After getting Google’s Game Changer Award at Google Demo Day in May, Waterloo-based Knowledgehook has now announced $1.25 million in funding as it looks to expand its platform and pursue other markets.
The round was led by Sayan Navaratnam of Aadya Capital and CEO of Connex Telecommunications. It also includes investors Steve Case, co-founder of AOL (and a judge at Google Demo Day), and John Abele, co-founder of Boston Scientific.
Knowledgehook’s platform specifically addresses math education. It analyzes the academic performance of math students in real-time, while also giving teachers access to questions designed to fit their curriculum. But seven months is a long time, and Knowledgehook co-founder Travis Ratnam says that the team is using the funding to expand their platform based on the interesting things they’ve learned from teachers using the platform, as well as expanding into the UK and Australia markets.
“Education technology has to be vertically-integrated solution that pulls in all key people that are part of math education.”
“We’ve found teachers talking to other teachers in the school [about Knowledgehook], we found math consultants at the board level sharing this across the board, and then across new markets what we found is that there were a number of advocates who just popped out of the wordwork and discovered our tool,” said Ratnam. “But they were the type of people who would be invited to conferences to speak about various topics. Before we were reactively hearing about it, but now we’re more proactive with our advocate community.”
To do this, Knowledgehook looks at conferences coming up and provides demos and materials to teachers who can then promote them at events.
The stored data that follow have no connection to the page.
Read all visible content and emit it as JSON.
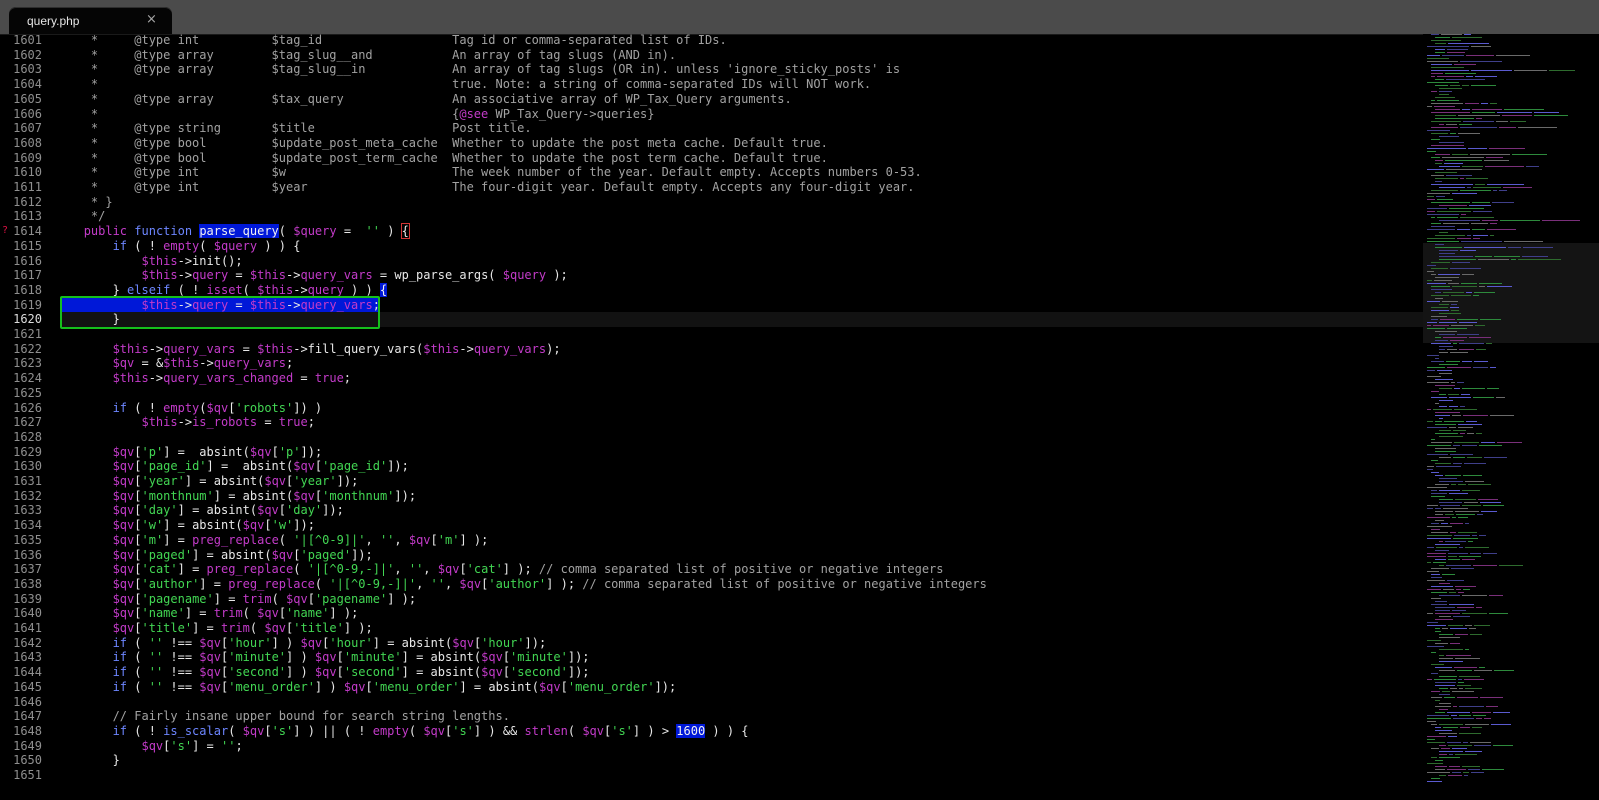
{
  "tab": {
    "title": "query.php",
    "close_label": "×"
  },
  "gutter": {
    "start": 1601,
    "current": 1620,
    "bookmark_line": 1614,
    "bookmark_glyph": "?"
  },
  "colors": {
    "background": "#000000",
    "keyword": "#6d86ff",
    "variable": "#c33bc9",
    "string": "#42d653",
    "comment": "#a2a2a2",
    "selection": "#0018d8",
    "bracket_match": "#15c01c"
  },
  "lines": [
    [
      [
        "cm",
        "    *     @type int          $tag_id                  Tag id or comma-separated list of IDs."
      ]
    ],
    [
      [
        "cm",
        "    *     @type array        $tag_slug__and           An array of tag slugs (AND in)."
      ]
    ],
    [
      [
        "cm",
        "    *     @type array        $tag_slug__in            An array of tag slugs (OR in). unless 'ignore_sticky_posts' is"
      ]
    ],
    [
      [
        "cm",
        "    *                                                 true. Note: a string of comma-separated IDs will NOT work."
      ]
    ],
    [
      [
        "cm",
        "    *     @type array        $tax_query               An associative array of WP_Tax_Query arguments."
      ]
    ],
    [
      [
        "cm",
        "    *                                                 {"
      ],
      [
        "var",
        "@see"
      ],
      [
        "cm",
        " WP_Tax_Query->queries}"
      ]
    ],
    [
      [
        "cm",
        "    *     @type string       $title                   Post title."
      ]
    ],
    [
      [
        "cm",
        "    *     @type bool         $update_post_meta_cache  Whether to update the post meta cache. Default true."
      ]
    ],
    [
      [
        "cm",
        "    *     @type bool         $update_post_term_cache  Whether to update the post term cache. Default true."
      ]
    ],
    [
      [
        "cm",
        "    *     @type int          $w                       The week number of the year. Default empty. Accepts numbers 0-53."
      ]
    ],
    [
      [
        "cm",
        "    *     @type int          $year                    The four-digit year. Default empty. Accepts any four-digit year."
      ]
    ],
    [
      [
        "cm",
        "    * }"
      ]
    ],
    [
      [
        "cm",
        "    */"
      ]
    ],
    [
      [
        "",
        "   "
      ],
      [
        "var",
        "public"
      ],
      [
        "",
        "",
        " "
      ],
      [
        "kw",
        "function"
      ],
      [
        "",
        " "
      ],
      [
        "hl",
        "parse_query"
      ],
      [
        "",
        "( "
      ],
      [
        "var",
        "$query"
      ],
      [
        "",
        " =  "
      ],
      [
        "str",
        "''"
      ],
      [
        "",
        " ) "
      ],
      [
        "boxed",
        "{"
      ]
    ],
    [
      [
        "",
        "       "
      ],
      [
        "kw",
        "if"
      ],
      [
        "",
        " ( ! "
      ],
      [
        "var",
        "empty"
      ],
      [
        "",
        "( "
      ],
      [
        "var",
        "$query"
      ],
      [
        "",
        " ) ) {"
      ]
    ],
    [
      [
        "",
        "           "
      ],
      [
        "var",
        "$this"
      ],
      [
        "",
        "->init();"
      ]
    ],
    [
      [
        "",
        "           "
      ],
      [
        "var",
        "$this"
      ],
      [
        "",
        "->"
      ],
      [
        "prop",
        "query"
      ],
      [
        "",
        " = "
      ],
      [
        "var",
        "$this"
      ],
      [
        "",
        "->"
      ],
      [
        "prop",
        "query_vars"
      ],
      [
        "",
        " = wp_parse_args( "
      ],
      [
        "var",
        "$query"
      ],
      [
        "",
        " );"
      ]
    ],
    [
      [
        "",
        "       } "
      ],
      [
        "kw",
        "elseif"
      ],
      [
        "",
        " ( ! "
      ],
      [
        "var",
        "isset"
      ],
      [
        "",
        "( "
      ],
      [
        "var",
        "$this"
      ],
      [
        "",
        "->"
      ],
      [
        "prop",
        "query"
      ],
      [
        "",
        " ) ) "
      ],
      [
        "hl",
        "{"
      ]
    ],
    [
      [
        "",
        "           "
      ],
      [
        "var",
        "$this"
      ],
      [
        "",
        "->"
      ],
      [
        "prop",
        "query"
      ],
      [
        "",
        " = "
      ],
      [
        "var",
        "$this"
      ],
      [
        "",
        "->"
      ],
      [
        "prop",
        "query_vars"
      ],
      [
        "",
        ";"
      ]
    ],
    [
      [
        "",
        "       }"
      ]
    ],
    [
      [
        "",
        ""
      ]
    ],
    [
      [
        "",
        "       "
      ],
      [
        "var",
        "$this"
      ],
      [
        "",
        "->"
      ],
      [
        "prop",
        "query_vars"
      ],
      [
        "",
        " = "
      ],
      [
        "var",
        "$this"
      ],
      [
        "",
        "->fill_query_vars("
      ],
      [
        "var",
        "$this"
      ],
      [
        "",
        "->"
      ],
      [
        "prop",
        "query_vars"
      ],
      [
        "",
        ");"
      ]
    ],
    [
      [
        "",
        "       "
      ],
      [
        "var",
        "$qv"
      ],
      [
        "",
        " = &"
      ],
      [
        "var",
        "$this"
      ],
      [
        "",
        "->"
      ],
      [
        "prop",
        "query_vars"
      ],
      [
        "",
        ";"
      ]
    ],
    [
      [
        "",
        "       "
      ],
      [
        "var",
        "$this"
      ],
      [
        "",
        "->"
      ],
      [
        "prop",
        "query_vars_changed"
      ],
      [
        "",
        " = "
      ],
      [
        "var",
        "true"
      ],
      [
        "",
        ";"
      ]
    ],
    [
      [
        "",
        ""
      ]
    ],
    [
      [
        "",
        "       "
      ],
      [
        "kw",
        "if"
      ],
      [
        "",
        " ( ! "
      ],
      [
        "var",
        "empty"
      ],
      [
        "",
        "("
      ],
      [
        "var",
        "$qv"
      ],
      [
        "",
        "["
      ],
      [
        "str",
        "'robots'"
      ],
      [
        "",
        "]) )"
      ]
    ],
    [
      [
        "",
        "           "
      ],
      [
        "var",
        "$this"
      ],
      [
        "",
        "->"
      ],
      [
        "prop",
        "is_robots"
      ],
      [
        "",
        " = "
      ],
      [
        "var",
        "true"
      ],
      [
        "",
        ";"
      ]
    ],
    [
      [
        "",
        ""
      ]
    ],
    [
      [
        "",
        "       "
      ],
      [
        "var",
        "$qv"
      ],
      [
        "",
        "["
      ],
      [
        "str",
        "'p'"
      ],
      [
        "",
        "] =  absint("
      ],
      [
        "var",
        "$qv"
      ],
      [
        "",
        "["
      ],
      [
        "str",
        "'p'"
      ],
      [
        "",
        "]);"
      ]
    ],
    [
      [
        "",
        "       "
      ],
      [
        "var",
        "$qv"
      ],
      [
        "",
        "["
      ],
      [
        "str",
        "'page_id'"
      ],
      [
        "",
        "] =  absint("
      ],
      [
        "var",
        "$qv"
      ],
      [
        "",
        "["
      ],
      [
        "str",
        "'page_id'"
      ],
      [
        "",
        "]);"
      ]
    ],
    [
      [
        "",
        "       "
      ],
      [
        "var",
        "$qv"
      ],
      [
        "",
        "["
      ],
      [
        "str",
        "'year'"
      ],
      [
        "",
        "] = absint("
      ],
      [
        "var",
        "$qv"
      ],
      [
        "",
        "["
      ],
      [
        "str",
        "'year'"
      ],
      [
        "",
        "]);"
      ]
    ],
    [
      [
        "",
        "       "
      ],
      [
        "var",
        "$qv"
      ],
      [
        "",
        "["
      ],
      [
        "str",
        "'monthnum'"
      ],
      [
        "",
        "] = absint("
      ],
      [
        "var",
        "$qv"
      ],
      [
        "",
        "["
      ],
      [
        "str",
        "'monthnum'"
      ],
      [
        "",
        "]);"
      ]
    ],
    [
      [
        "",
        "       "
      ],
      [
        "var",
        "$qv"
      ],
      [
        "",
        "["
      ],
      [
        "str",
        "'day'"
      ],
      [
        "",
        "] = absint("
      ],
      [
        "var",
        "$qv"
      ],
      [
        "",
        "["
      ],
      [
        "str",
        "'day'"
      ],
      [
        "",
        "]);"
      ]
    ],
    [
      [
        "",
        "       "
      ],
      [
        "var",
        "$qv"
      ],
      [
        "",
        "["
      ],
      [
        "str",
        "'w'"
      ],
      [
        "",
        "] = absint("
      ],
      [
        "var",
        "$qv"
      ],
      [
        "",
        "["
      ],
      [
        "str",
        "'w'"
      ],
      [
        "",
        "]);"
      ]
    ],
    [
      [
        "",
        "       "
      ],
      [
        "var",
        "$qv"
      ],
      [
        "",
        "["
      ],
      [
        "str",
        "'m'"
      ],
      [
        "",
        "] = "
      ],
      [
        "var",
        "preg_replace"
      ],
      [
        "",
        "( "
      ],
      [
        "str",
        "'|[^0-9]|'"
      ],
      [
        "",
        ", "
      ],
      [
        "str",
        "''"
      ],
      [
        "",
        ", "
      ],
      [
        "var",
        "$qv"
      ],
      [
        "",
        "["
      ],
      [
        "str",
        "'m'"
      ],
      [
        "",
        "] );"
      ]
    ],
    [
      [
        "",
        "       "
      ],
      [
        "var",
        "$qv"
      ],
      [
        "",
        "["
      ],
      [
        "str",
        "'paged'"
      ],
      [
        "",
        "] = absint("
      ],
      [
        "var",
        "$qv"
      ],
      [
        "",
        "["
      ],
      [
        "str",
        "'paged'"
      ],
      [
        "",
        "]);"
      ]
    ],
    [
      [
        "",
        "       "
      ],
      [
        "var",
        "$qv"
      ],
      [
        "",
        "["
      ],
      [
        "str",
        "'cat'"
      ],
      [
        "",
        "] = "
      ],
      [
        "var",
        "preg_replace"
      ],
      [
        "",
        "( "
      ],
      [
        "str",
        "'|[^0-9,-]|'"
      ],
      [
        "",
        ", "
      ],
      [
        "str",
        "''"
      ],
      [
        "",
        ", "
      ],
      [
        "var",
        "$qv"
      ],
      [
        "",
        "["
      ],
      [
        "str",
        "'cat'"
      ],
      [
        "",
        "] ); "
      ],
      [
        "cm",
        "// comma separated list of positive or negative integers"
      ]
    ],
    [
      [
        "",
        "       "
      ],
      [
        "var",
        "$qv"
      ],
      [
        "",
        "["
      ],
      [
        "str",
        "'author'"
      ],
      [
        "",
        "] = "
      ],
      [
        "var",
        "preg_replace"
      ],
      [
        "",
        "( "
      ],
      [
        "str",
        "'|[^0-9,-]|'"
      ],
      [
        "",
        ", "
      ],
      [
        "str",
        "''"
      ],
      [
        "",
        ", "
      ],
      [
        "var",
        "$qv"
      ],
      [
        "",
        "["
      ],
      [
        "str",
        "'author'"
      ],
      [
        "",
        "] ); "
      ],
      [
        "cm",
        "// comma separated list of positive or negative integers"
      ]
    ],
    [
      [
        "",
        "       "
      ],
      [
        "var",
        "$qv"
      ],
      [
        "",
        "["
      ],
      [
        "str",
        "'pagename'"
      ],
      [
        "",
        "] = "
      ],
      [
        "var",
        "trim"
      ],
      [
        "",
        "( "
      ],
      [
        "var",
        "$qv"
      ],
      [
        "",
        "["
      ],
      [
        "str",
        "'pagename'"
      ],
      [
        "",
        "] );"
      ]
    ],
    [
      [
        "",
        "       "
      ],
      [
        "var",
        "$qv"
      ],
      [
        "",
        "["
      ],
      [
        "str",
        "'name'"
      ],
      [
        "",
        "] = "
      ],
      [
        "var",
        "trim"
      ],
      [
        "",
        "( "
      ],
      [
        "var",
        "$qv"
      ],
      [
        "",
        "["
      ],
      [
        "str",
        "'name'"
      ],
      [
        "",
        "] );"
      ]
    ],
    [
      [
        "",
        "       "
      ],
      [
        "var",
        "$qv"
      ],
      [
        "",
        "["
      ],
      [
        "str",
        "'title'"
      ],
      [
        "",
        "] = "
      ],
      [
        "var",
        "trim"
      ],
      [
        "",
        "( "
      ],
      [
        "var",
        "$qv"
      ],
      [
        "",
        "["
      ],
      [
        "str",
        "'title'"
      ],
      [
        "",
        "] );"
      ]
    ],
    [
      [
        "",
        "       "
      ],
      [
        "kw",
        "if"
      ],
      [
        "",
        " ( "
      ],
      [
        "str",
        "''"
      ],
      [
        "",
        " !== "
      ],
      [
        "var",
        "$qv"
      ],
      [
        "",
        "["
      ],
      [
        "str",
        "'hour'"
      ],
      [
        "",
        "] ) "
      ],
      [
        "var",
        "$qv"
      ],
      [
        "",
        "["
      ],
      [
        "str",
        "'hour'"
      ],
      [
        "",
        "] = absint("
      ],
      [
        "var",
        "$qv"
      ],
      [
        "",
        "["
      ],
      [
        "str",
        "'hour'"
      ],
      [
        "",
        "]);"
      ]
    ],
    [
      [
        "",
        "       "
      ],
      [
        "kw",
        "if"
      ],
      [
        "",
        " ( "
      ],
      [
        "str",
        "''"
      ],
      [
        "",
        " !== "
      ],
      [
        "var",
        "$qv"
      ],
      [
        "",
        "["
      ],
      [
        "str",
        "'minute'"
      ],
      [
        "",
        "] ) "
      ],
      [
        "var",
        "$qv"
      ],
      [
        "",
        "["
      ],
      [
        "str",
        "'minute'"
      ],
      [
        "",
        "] = absint("
      ],
      [
        "var",
        "$qv"
      ],
      [
        "",
        "["
      ],
      [
        "str",
        "'minute'"
      ],
      [
        "",
        "]);"
      ]
    ],
    [
      [
        "",
        "       "
      ],
      [
        "kw",
        "if"
      ],
      [
        "",
        " ( "
      ],
      [
        "str",
        "''"
      ],
      [
        "",
        " !== "
      ],
      [
        "var",
        "$qv"
      ],
      [
        "",
        "["
      ],
      [
        "str",
        "'second'"
      ],
      [
        "",
        "] ) "
      ],
      [
        "var",
        "$qv"
      ],
      [
        "",
        "["
      ],
      [
        "str",
        "'second'"
      ],
      [
        "",
        "] = absint("
      ],
      [
        "var",
        "$qv"
      ],
      [
        "",
        "["
      ],
      [
        "str",
        "'second'"
      ],
      [
        "",
        "]);"
      ]
    ],
    [
      [
        "",
        "       "
      ],
      [
        "kw",
        "if"
      ],
      [
        "",
        " ( "
      ],
      [
        "str",
        "''"
      ],
      [
        "",
        " !== "
      ],
      [
        "var",
        "$qv"
      ],
      [
        "",
        "["
      ],
      [
        "str",
        "'menu_order'"
      ],
      [
        "",
        "] ) "
      ],
      [
        "var",
        "$qv"
      ],
      [
        "",
        "["
      ],
      [
        "str",
        "'menu_order'"
      ],
      [
        "",
        "] = absint("
      ],
      [
        "var",
        "$qv"
      ],
      [
        "",
        "["
      ],
      [
        "str",
        "'menu_order'"
      ],
      [
        "",
        "]);"
      ]
    ],
    [
      [
        "",
        ""
      ]
    ],
    [
      [
        "",
        "       "
      ],
      [
        "cm",
        "// Fairly insane upper bound for search string lengths."
      ]
    ],
    [
      [
        "",
        "       "
      ],
      [
        "kw",
        "if"
      ],
      [
        "",
        " ( ! "
      ],
      [
        "kw",
        "is_scalar"
      ],
      [
        "",
        "( "
      ],
      [
        "var",
        "$qv"
      ],
      [
        "",
        "["
      ],
      [
        "str",
        "'s'"
      ],
      [
        "",
        "] ) || ( ! "
      ],
      [
        "var",
        "empty"
      ],
      [
        "",
        "( "
      ],
      [
        "var",
        "$qv"
      ],
      [
        "",
        "["
      ],
      [
        "str",
        "'s'"
      ],
      [
        "",
        "] ) && "
      ],
      [
        "var",
        "strlen"
      ],
      [
        "",
        "( "
      ],
      [
        "var",
        "$qv"
      ],
      [
        "",
        "["
      ],
      [
        "str",
        "'s'"
      ],
      [
        "",
        "] ) > "
      ],
      [
        "hl",
        "1600"
      ],
      [
        "",
        " ) ) {"
      ]
    ],
    [
      [
        "",
        "           "
      ],
      [
        "var",
        "$qv"
      ],
      [
        "",
        "["
      ],
      [
        "str",
        "'s'"
      ],
      [
        "",
        "] = "
      ],
      [
        "str",
        "''"
      ],
      [
        "",
        ";"
      ]
    ],
    [
      [
        "",
        "       }"
      ]
    ],
    [
      [
        "",
        ""
      ]
    ]
  ]
}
For January, the company wants to continue this focus on teachers by providing them with access to math education thought leaders — like a social network for math teachers.
“For example, if we uncover an area that a number of classrooms are struggling with, we can go beyond what we do today which is to provide recommendations on best teaching practices. We can say, ‘here’s a renowned math educator who has trained teachers on this topic. Here’s a workshop that teachers will find useful’. Our system can detect them and invite them to those workshops,” Ratnam said.
Essentially, the company wants to build a community around math education — which includes involving parents. Knowledgehook’s platform allows teachers to communicate with parents to tell them how they can support their child’s math education at home. The company wants to continue building on this platform, and offer more support for parents who may not be the best at math themselves. “It’s different from the child coming home, and seeing an assignment and how the child failed. What we do is uncover the issue, and say ‘here’s a way to fix it, here’s what we do in the classroom, and here’s what you can do at home’.”
Ratnam said that what separates Knowledgehook from other edtech platforms is that it’s trying to fulfill a specific mission to help students struggling with math, rather than being an agnostic platform that basically digitizes a textbook and content.
“Imagine if you drop a textbook in a class. It doesn’t matter what that class is, you would generally get a bellcurve. You would have some students who are self-reliant and pick up the textbook and learn on their own, and you see some who don’t,” said Ratnam. “A digital textbook is just moving that bellcurve and the kids who are already doing well will continue to do well, but kids who are struggling may fall behind even more.”
In fact, Ratnam said that the basis of Knowledgehook is helping teachers become more effective, as there are things that humans can do that technology can’t. “What Knowledgehook realizes is that tech has to be vertically-integrated solution that pulls in all key people that are part of math education — that includes teacher, parent, and moving on to principals — and figuring out what they’re doing to support math outcomes.”